ObjectWritable is a polymorphic Writable that writes an instance with it’s class name, handles arrays, strings and primitive types without a Writable wrapper.

In static method ObjectWritable.writeObject, UTF8.writeString(out, parameterClass.getName()) is used to get the class type of the parameter firstly, then, iteratively check the type of parameters, if it’s an array, recursive call this method, if it’s a string, UTF8.writeString(out, (String)instance) is used to set the instance, if it’s a primitive type, out.writeChar out.writeInt, etc. is used to set the instance.

The static method ObjectWritable.readObject is the opposite operation of ObjectWritable.writeObject, it reads parameter class type and parameter instance from in which is written by ObjectWritable.write.

Method ObjectWritable.getDeclaredClass gets the parameter class type which is generated by ObjectWritable.readObject.

This is how are the method name and parameters passed from client to server, they are sent from client to server through networking by a "Writable" object of type Invocation, which is serialized in client and deserialized in server.

Then, let’s step into the method client.call which I mentioned at the beginning of this post.

//** org.apache.hadoop.ipc.Client.java L1075
//** Logic of this method is easy to understand.
//** Firstly, Create a "Call" instance, passing the "param" to it.
//** Don't mislead by the name "param", it's the "Invocation" we talked earlier,
//** which contains method name and paramters class type and instance.

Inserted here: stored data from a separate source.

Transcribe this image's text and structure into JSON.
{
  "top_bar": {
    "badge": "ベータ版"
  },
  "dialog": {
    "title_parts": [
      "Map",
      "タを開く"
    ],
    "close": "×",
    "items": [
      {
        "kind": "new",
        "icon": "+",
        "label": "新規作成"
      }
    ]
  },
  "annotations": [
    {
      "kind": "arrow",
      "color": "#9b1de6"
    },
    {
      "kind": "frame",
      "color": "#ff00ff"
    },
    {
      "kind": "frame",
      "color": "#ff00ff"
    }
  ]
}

//** Then, get a client-server connection.

//** In the third place, send the "Call" instance out.

//** And finally, "call.wait" for the result received from server.
public Writable call(Writable param, ConnectionId remoteId)
                     throws InterruptedException, IOException {
  //** "Call" reprents a method invoke,
  //** it has method name and all parameters of an RPC call,
  //** and also a value which is also "Writable"
  //** represents the return value.
  Call call = new Call(param);
  //** Get a connection from the connection pool, or
  //** create a new connection and add to pool,
  //** connection of the same remoted Id is reused.
  Connection connection = getConnection(remoteId, call);
  try {
    connection.sendParam(call);                 // send the parameter
  } catch (RejectedExecutionException e) {
    throw new IOException("connection has been closed", e);
  } catch (InterruptedException e) {
    Thread.currentThread().interrupt();
    LOG.warn("interrupted waiting to send params to server", e);
    throw new IOException(e);
  }

  boolean interrupted = false;
  synchronized (call) {
    while (!call.done) {
      try {
        call.wait();                           // wait for the result
      } catch (InterruptedException ie) {
        // save the fact that we were interrupted
        interrupted = true;
      }
    }

    if (interrupted) {
      // set the interrupt flag now that we are done waiting
      Thread.currentThread().interrupt();
    }

    if (call.error != null) {
      if (call.error instanceof RemoteException) {
        call.error.fillInStackTrace();
        throw call.error;
      } else { // local exception
        throw wrapException(remoteId.getAddress(), call.error);
      }
    } else {
      return call.value;
    }
  }
}

We can see that four classes contribute to the client of Hadoop RPC, which are Client, Call (which has one inheritant ParallelCall), Connection, and ConnectionId, the last four are inner classes of Client.

We'll disucssed them separately in next post.

-- Hadoop source code cdh3u2 is used in this post.